Moret’s current research focuses on K-12 school leadership preparation and cultural competency practices used by school principals in their process of teacher supervision. She serves as an ally and advocate for the Graduate Student Association, the Lambda Alliance, the UGA National Coalition Building Institute team and the COE Dean’s Council on Diversity. Upon graduation, she plans to pursue a position in higher education as a member of a teacher and leader preparation program faculty and continue her involvement in education at the K-12 school level.
Akram, also a third-year doctoral student in the program, received a bachelor’s degree in education from the University of the Punjab, Lahore, Pakistan in 1995 and earned a scholarship for his scholastic work. In 1998, he earned a master’s degree in education from the same university and became a secondary school teacher.
He was named Best Teacher of his school district in 2002. Besides performing school duties, Akram established an Educational and Vocational Information Center that allowed students to access resources. During 10 years of teaching and administrative experience in a public high school, Akram realized that teacher evaluation and supervision was the most neglected area of Pakistan’s educational system and required immediate attention of researchers and policymakers.
In 2008, he was selected lecturer at the University of Education in Pakistan and was awarded a foreign scholarship for doctoral work, which brought him to UGA in 2009. His focus has been concentrated on developing a teacher evaluation and supervision instrument and measuring the relationship between teacher evaluation and student achievement. After graduation, Akram intends to develop a valid and reliableperformance evaluation report for Pakistani primary and secondary school teachers.

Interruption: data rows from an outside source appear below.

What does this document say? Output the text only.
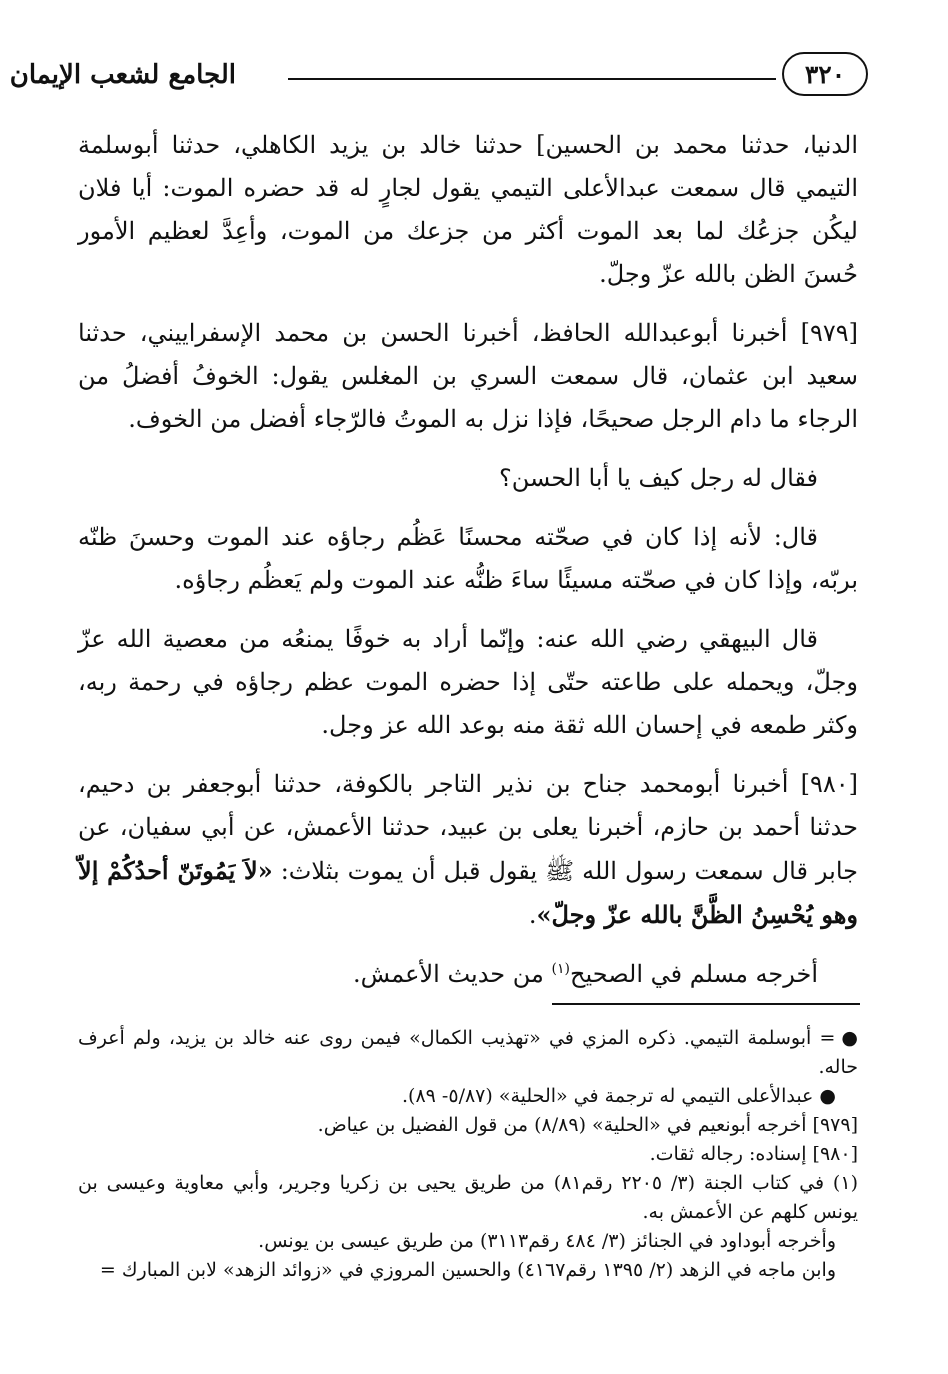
الجامع لشعب الإيمان	٣٢٠

الدنيا، حدثنا محمد بن الحسين] حدثنا خالد بن يزيد الكاهلي، حدثنا أبوسلمة التيمي قال سمعت عبدالأعلى التيمي يقول لجارٍ له قد حضره الموت: أيا فلان ليكُن جزعُك لما بعد الموت أكثر من جزعك من الموت، وأعِدَّ لعظيم الأمور حُسنَ الظن بالله عزّ وجلّ.

[٩٧٩] أخبرنا أبوعبدالله الحافظ، أخبرنا الحسن بن محمد الإسفراييني، حدثنا سعيد ابن عثمان، قال سمعت السري بن المغلس يقول: الخوفُ أفضلُ من الرجاء ما دام الرجل صحيحًا، فإذا نزل به الموتُ فالرّجاء أفضل من الخوف.

فقال له رجل كيف يا أبا الحسن؟

قال: لأنه إذا كان في صحّته محسنًا عَظُم رجاؤه عند الموت وحسنَ ظنّه بربّه، وإذا كان في صحّته مسيئًا ساءَ ظنُّه عند الموت ولم يَعظُم رجاؤه.

قال البيهقي رضي الله عنه: وإنّما أراد به خوفًا يمنعُه من معصية الله عزّ وجلّ، ويحمله على طاعته حتّى إذا حضره الموت عظم رجاؤه في رحمة ربه، وكثر طمعه في إحسان الله ثقة منه بوعد الله عز وجل.

[٩٨٠] أخبرنا أبومحمد جناح بن نذير التاجر بالكوفة، حدثنا أبوجعفر بن دحيم، حدثنا أحمد بن حازم، أخبرنا يعلى بن عبيد، حدثنا الأعمش، عن أبي سفيان، عن جابر قال سمعت رسول الله ﷺ يقول قبل أن يموت بثلاث: «لاَ يَمُوتَنّ أحدُكُمْ إلاّ وهو يُحْسِنُ الظَّنَّ بالله عزّ وجلّ».

أخرجه مسلم في الصحيح$^{(١)}$ من حديث الأعمش.

●= أبوسلمة التيمي. ذكره المزي في «تهذيب الكمال» فيمن روى عنه خالد بن يزيد، ولم أعرف حاله.

●عبدالأعلى التيمي له ترجمة في «الحلية» (٥/٨٧- ٨٩).

[٩٧٩] أخرجه أبونعيم في «الحلية» (٨/٨٩) من قول الفضيل بن عياض.

[٩٨٠] إسناده: رجاله ثقات.

(١) في كتاب الجنة (٣/ ٢٢٠٥ رقم٨١) من طريق يحيى بن زكريا وجرير، وأبي معاوية وعيسى بن يونس كلهم عن الأعمش به.

وأخرجه أبوداود في الجنائز (٣/ ٤٨٤ رقم٣١١٣) من طريق عيسى بن يونس.

وابن ماجه في الزهد (٢/ ١٣٩٥ رقم٤١٦٧) والحسين المروزي في «زوائد الزهد» لابن المبارك =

Christy Epps and Adam Kurtz received David J. Mullen Memorial Scholarships, which provide a $2,500 award for a doctoral candidate preparing for a public school position. Epps, of Commerce, a second-year doctoral student, is a family and consumer sciences teacher at Commerce High School. She earned a bachelor’s degree in family and consumer sciences education and a master’s degree in educational administration and policy from UGA.Her research focus is on the school food environment. Epps plans on becoming an assistant principal in the short-term, but her long-term goals include working for the State Department of Education in the division of school nutrition.
Kurtz, of Athens, is a second-year doctoral student. He grew up attending Clarke County Schools and worked as a police officer in the Athens community for several years while completing his bachelor’s degree in technological studies at UGA. He earned a master’s degree in education while teaching drafting, computer repair and maintenance, computer networking, and introduction to technology in the Oglethorpe County School District. In this school system, Kurtz assumed administrative roles in state reporting of student data and served as the director of Career, Technical and Agricultural Education. He later became the assistant principal at Chase Street Elementary School and now serves as principal of the school. He plans to apply the knowledge of how theory informs and improves practice in his career as an educational leader.
James Barrett Bowen Jr. of Athens, a second-year doctoral student, received the Carroll Wade McGuffey Scholarship. The $2,500 scholarship is awarded to a doctoral student whose studies include research into the impact of the school’s environment on teacher behavior, pupil behavior, and/or pupil learning.
Bowen has served as assistant principal at Haymon-Morris Middle School in Barrow County since the school opened in 2005.He previously taught science and special education at his alma mater, Oglethorpe County High School, for seven years. Bowen earned a master’s degree in educational leadership, a specialist degree in educational administration and policy and a bachelor’s degree in education, all from UGA. Bowen’s research interests focus on school leadership teams, school principalship and charter school systems.He plans to pursue a principal position in the Athens area upon completion of his degree.